May. 27, 2025

MultiSynt: Advancing Multilingual AI Through Open Synthetic Training Data

multisynt-synthetic-training-data
The EuroHPC AI Factory Large Scale call has allocated 3 million GPU hours on the Leonardo Booster (CINECA, Italy) to develop "MultiSynt: an open multilingual synthetic dataset for LLM pre-training”. This initiative, led by Prompsit Language Engineering, brings together the two major European open AI initiatives—EuroLLM and OpenEuroLLM—in a collaborative effort to address a fundamental gap in multilingual LLM development.

Project Overview

The idea of building a multilingual synthetic dataset with particular focus on official EU languages originated from ellamind, a partner at OpenEuroLLM. MultiSynt builds upon the methodology established by Nemotron-CC for English extending its approach to a multilingual dimension.

The work will take place for six months on the LEONARDO BOOSTER module, a system specifically designed for computationally-demanding tasks that require rapid time-to-solution while maintaining energy efficiency.

“This is an important step in securing large enough computing power to build an essential asset for the OpenEuroLLM project. I am also glad that this has been done in collaboration with the experienced team from the EuroLLM project. The goal of this subproject is to explore multilingual synthetic data creation and evaluate their use in order to reach a higher common goal: building high-quality multilingual LLMs for all European languages and beyond.” notes Jan Hajic, Charles University, coordinator of the OpenEuroLLM project.

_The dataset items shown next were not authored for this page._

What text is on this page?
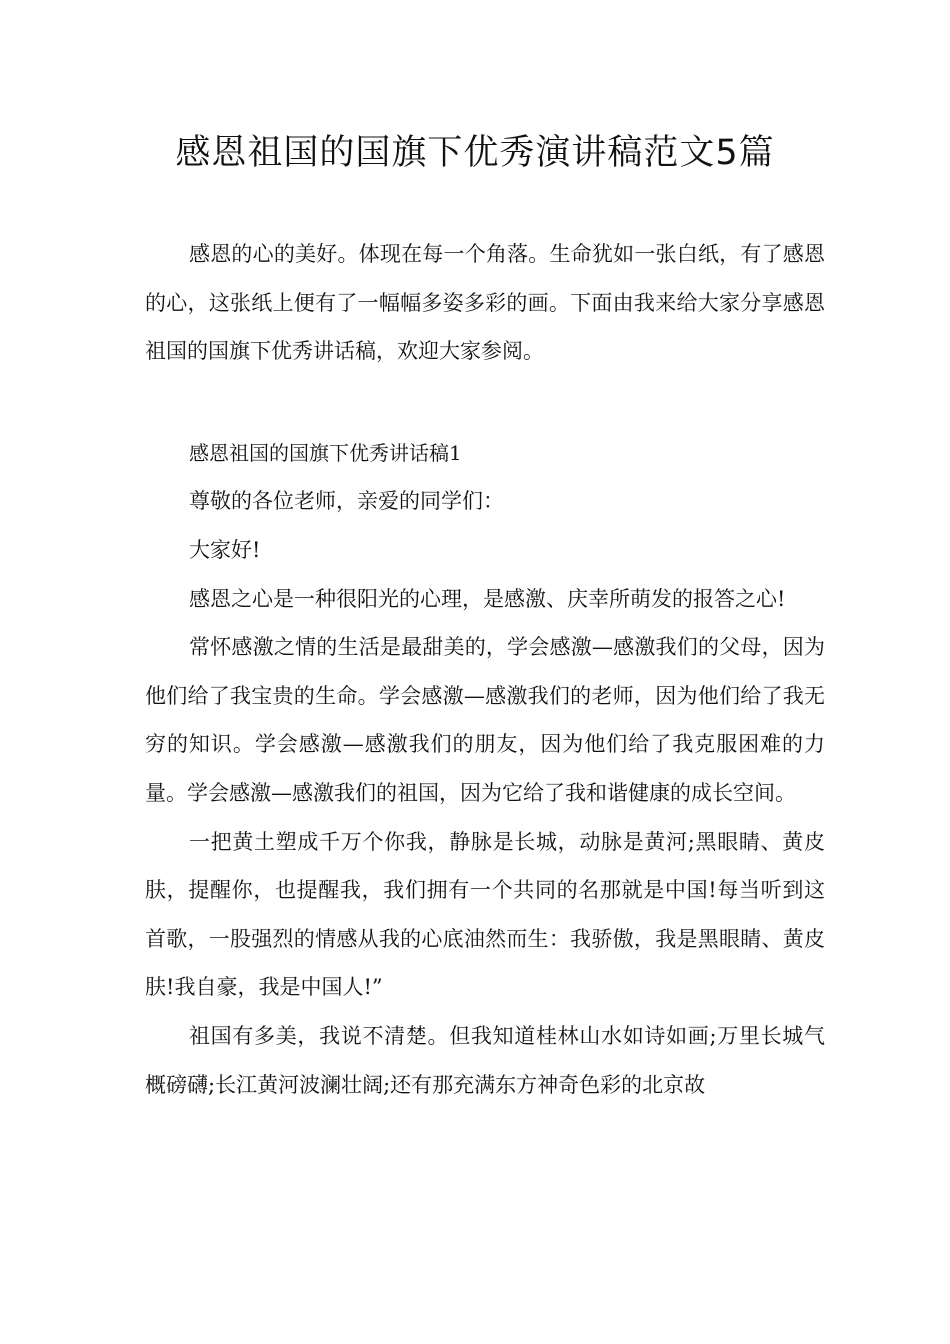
感恩祖国的国旗下优秀演讲稿范文5篇

感恩的心的美好。体现在每一个角落。生命犹如一张白纸，有了感恩的心，这张纸上便有了一幅幅多姿多彩的画。下面由我来给大家分享感恩祖国的国旗下优秀讲话稿，欢迎大家参阅。

感恩祖国的国旗下优秀讲话稿1

尊敬的各位老师，亲爱的同学们：

大家好!

感恩之心是一种很阳光的心理，是感激、庆幸所萌发的报答之心!

常怀感激之情的生活是最甜美的，学会感激—感激我们的父母，因为他们给了我宝贵的生命。学会感激—感激我们的老师，因为他们给了我无穷的知识。学会感激—感激我们的朋友，因为他们给了我克服困难的力量。学会感激—感激我们的祖国，因为它给了我和谐健康的成长空间。

一把黄土塑成千万个你我，静脉是长城，动脉是黄河;黑眼睛、黄皮肤，提醒你，也提醒我，我们拥有一个共同的名那就是中国!每当听到这首歌，一股强烈的情感从我的心底油然而生：我骄傲，我是黑眼睛、黄皮肤!我自豪，我是中国人!”

祖国有多美，我说不清楚。但我知道桂林山水如诗如画;万里长城气概磅礴;长江黄河波澜壮阔;还有那充满东方神奇色彩的北京故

Addressing the Multilingual Data Gap

Developing effective multilingual foundation models requires diverse, high-quality pre-training data across all target languages. While English-language resources are plentiful, most European languages face significant shortages in both the quantity and quality of available open pre-training data.

Current data collection efforts alone cannot adequately address this scarcity, which limits proper representation of many languages in multilingual models. Even languages with relatively good resource availability face gaps in content diversity and quality, creating obstacles for developing effective cross-lingual models.

Without addressing these dataset limitations, the risk remains high of producing underperforming models that lack the capabilities needed for effective downstream applications across xtend the multilingual capabilities of existing models for EU official languageall European languages.

The MultiSynt Approach

MultiSynt directly supports the broader EuroLLM and OpenEuroLLM initiatives by targeting a critical bottleneck in multilingual LLM development: the availability of high-quality pre-training data. The core innovation of MultiSynt lies in creating the first comprehensive multilingual synthetic pre-training dataset. Until now, synthetic data generation for LLMs has been primarily limited to English. The MultiSynt approach leverages generative models to enhance existing content, focusing on improvements in:

  • Language representation across all EU languages and beyond
  • Domain coverage and sufficient volume to ensure a breadth of knowledge that impacts model training
  • Content diversity to build robust generalization capabilities
  • Data quality improvements through targeted generation


Most importantly, all resources will be made openly available to researchers and developers.

This represents a substantial advancement beyond current approaches, as no large-scale attempts exist to create such multilingual synthetic resources. The impact will extend to the entire LLM community by democratizing access to high-quality training data for languages currently underrepresented in AI development.

“MultiSynt enables the development of truly multilingual models that perform consistently across linguistic boundaries. This opens new possibilities for research and applications previously constrained by language limitations.” says Gema Ramírez Sánchez, CEO at Prompsit Language Engineering.

The project directly supports European AI strategy by fostering capabilities in multilingual AI and providing crucial resources for European researchers and SMEs. Through open availability of the resulting dataset, MultiSynt aims to improve access to quality pre-training resources for all European languages, advancing the state of open and transparent AI development within Europe.